There are two and`a`

Corresponding data:

Same use`inner`

By`merge`

：

```
In [12]: df_1.merge(df_2,how='inner',on='userid')
Out[12]:
userid age payment
0 a 23 2000
1 a 23 500
2 b 46 1000
3 c 32 3500
```

The whole process except**Corresponding matching stage**, the others are basically the same as above.

**Process diagram:**

① Take the key of two tables**intersection**Here`df_1`

and`df_2`

Of`userid`

The intersection is`{a,b,c}`

② When matching, due to the`a`

There are two corresponding consumption records, so when splicing, the user’s basic information table`a`

Corresponding data**Copy one more line to match the right**。

Results

# 2、 Left and right

`'left'`

and`'right'`

Of`merge`

In fact, the ways are similar. They are called**Left join**and**Right join**。 These two methods can be converted to each other, so they are introduced here.

`'left'`

：`merge`

When**The key of the left table is the benchmark**Pair with the missing value if the key in the left table does not exist on the right`NaN`

Fill.

`'right'`

：`merge`

When**The key of the table on the right is the benchmark**Pair. If the key in the table on the right does not exist on the left, use the missing value`NaN`

Fill.

What do you mean? Let’s use an example to explain. This is the data of the demonstration

Now use`'left'`

By`merge`

```
In [21]: df_1.merge(df_2,how='left',on='userid')
Out[21]:
userid age payment
0 a 23 2000.0
1 b 46 NaN
2 c 32 3500.0
3 d 19 NaN
```

**Process diagram:**

① Pair based on all keys in the table on the left. In the figure, because the`e`

It is not in the left table, so it will not be paired.

② If the`payment`

Columns are merged into the left table with missing values for those without matching values`NaN`

Fill

Process summary:

about`'right'`

Type`merge`

and`'left'`

In fact, it is almost the same. As long as you change the positions of the two tables, the results returned by the two methods are the same (), as follows:

```
In [22]: df_2.merge(df_1,how='right',on='userid')
Out[22]:
userid payment age
0 a 2000.0 23
1 c 3500.0 32
2 b NaN 46
3 d NaN 19
```

As for`'left'`

and`'right'`

As for the following`'outer'`

）The connected key is one to many case, principle and upper`'inner'`

It’s similar, so I won’t repeat it here.

# Three, outer

`'outer'`

yes**External connection**In the process of splicing, it will take**Union of keys of two tables**Splicing. Look at the text is not intuitive, or the example!

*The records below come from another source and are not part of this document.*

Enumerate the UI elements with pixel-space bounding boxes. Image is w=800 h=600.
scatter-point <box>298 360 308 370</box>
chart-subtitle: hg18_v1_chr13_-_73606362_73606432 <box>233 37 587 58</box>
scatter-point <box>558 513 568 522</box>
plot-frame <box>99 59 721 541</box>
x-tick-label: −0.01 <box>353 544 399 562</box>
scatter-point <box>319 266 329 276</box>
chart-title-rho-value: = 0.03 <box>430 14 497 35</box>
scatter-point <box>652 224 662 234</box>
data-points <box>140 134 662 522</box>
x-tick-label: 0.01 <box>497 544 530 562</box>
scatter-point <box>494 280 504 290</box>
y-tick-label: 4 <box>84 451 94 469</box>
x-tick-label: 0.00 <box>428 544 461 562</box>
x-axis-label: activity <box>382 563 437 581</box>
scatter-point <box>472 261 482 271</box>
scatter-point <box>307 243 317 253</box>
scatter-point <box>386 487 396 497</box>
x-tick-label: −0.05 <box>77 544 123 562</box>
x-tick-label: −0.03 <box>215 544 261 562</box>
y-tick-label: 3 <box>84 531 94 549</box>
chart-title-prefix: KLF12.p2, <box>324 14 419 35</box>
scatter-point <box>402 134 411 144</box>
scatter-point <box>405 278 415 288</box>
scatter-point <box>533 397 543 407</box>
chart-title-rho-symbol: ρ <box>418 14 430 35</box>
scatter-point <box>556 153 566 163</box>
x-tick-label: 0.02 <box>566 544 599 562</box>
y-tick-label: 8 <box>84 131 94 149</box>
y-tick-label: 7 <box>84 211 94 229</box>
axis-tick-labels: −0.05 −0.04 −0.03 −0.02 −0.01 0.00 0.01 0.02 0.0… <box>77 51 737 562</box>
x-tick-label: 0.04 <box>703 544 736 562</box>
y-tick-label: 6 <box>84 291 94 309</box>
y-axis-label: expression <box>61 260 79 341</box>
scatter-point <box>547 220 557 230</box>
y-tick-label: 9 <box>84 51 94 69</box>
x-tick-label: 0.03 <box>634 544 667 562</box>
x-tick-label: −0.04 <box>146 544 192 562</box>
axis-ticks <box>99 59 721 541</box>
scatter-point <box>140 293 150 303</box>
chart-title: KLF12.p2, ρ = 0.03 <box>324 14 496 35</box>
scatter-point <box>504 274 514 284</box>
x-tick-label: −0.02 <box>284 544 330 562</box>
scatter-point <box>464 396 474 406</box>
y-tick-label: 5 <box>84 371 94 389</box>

Use the demo data used above

This use`'outer'`

Conduct`merge`

```
In [24]: df_1.merge(df_2,how='outer',on='userid')
Out[24]:
userid age payment
0 a 23.0 2000.0
1 b 46.0 NaN
2 c 32.0 3500.0
3 d 19.0 NaN
4 e NaN 600.0
```

**The diagram is as follows:**

① Take the union of two table keys, here is`{a,b,c,d,e}`

② Put the data columns of the two tables together, and use the missing values where there is no matching`NaN`

Fill in

I think the little friends who can read here have basically understood`merge`

The whole process, in summary,`merge`

The difference is that when splicing,**The key sets of the two selected tables are different**。 About pandas`merge`

That’s it!

Originality is not easy. If you think it’s a little bit useful, I hope you can give me some praise. Thank you old fellow.

Scan code is concerned about the public number “Python reading money”, the first time to get dry goods, you can also add Python learning exchange group!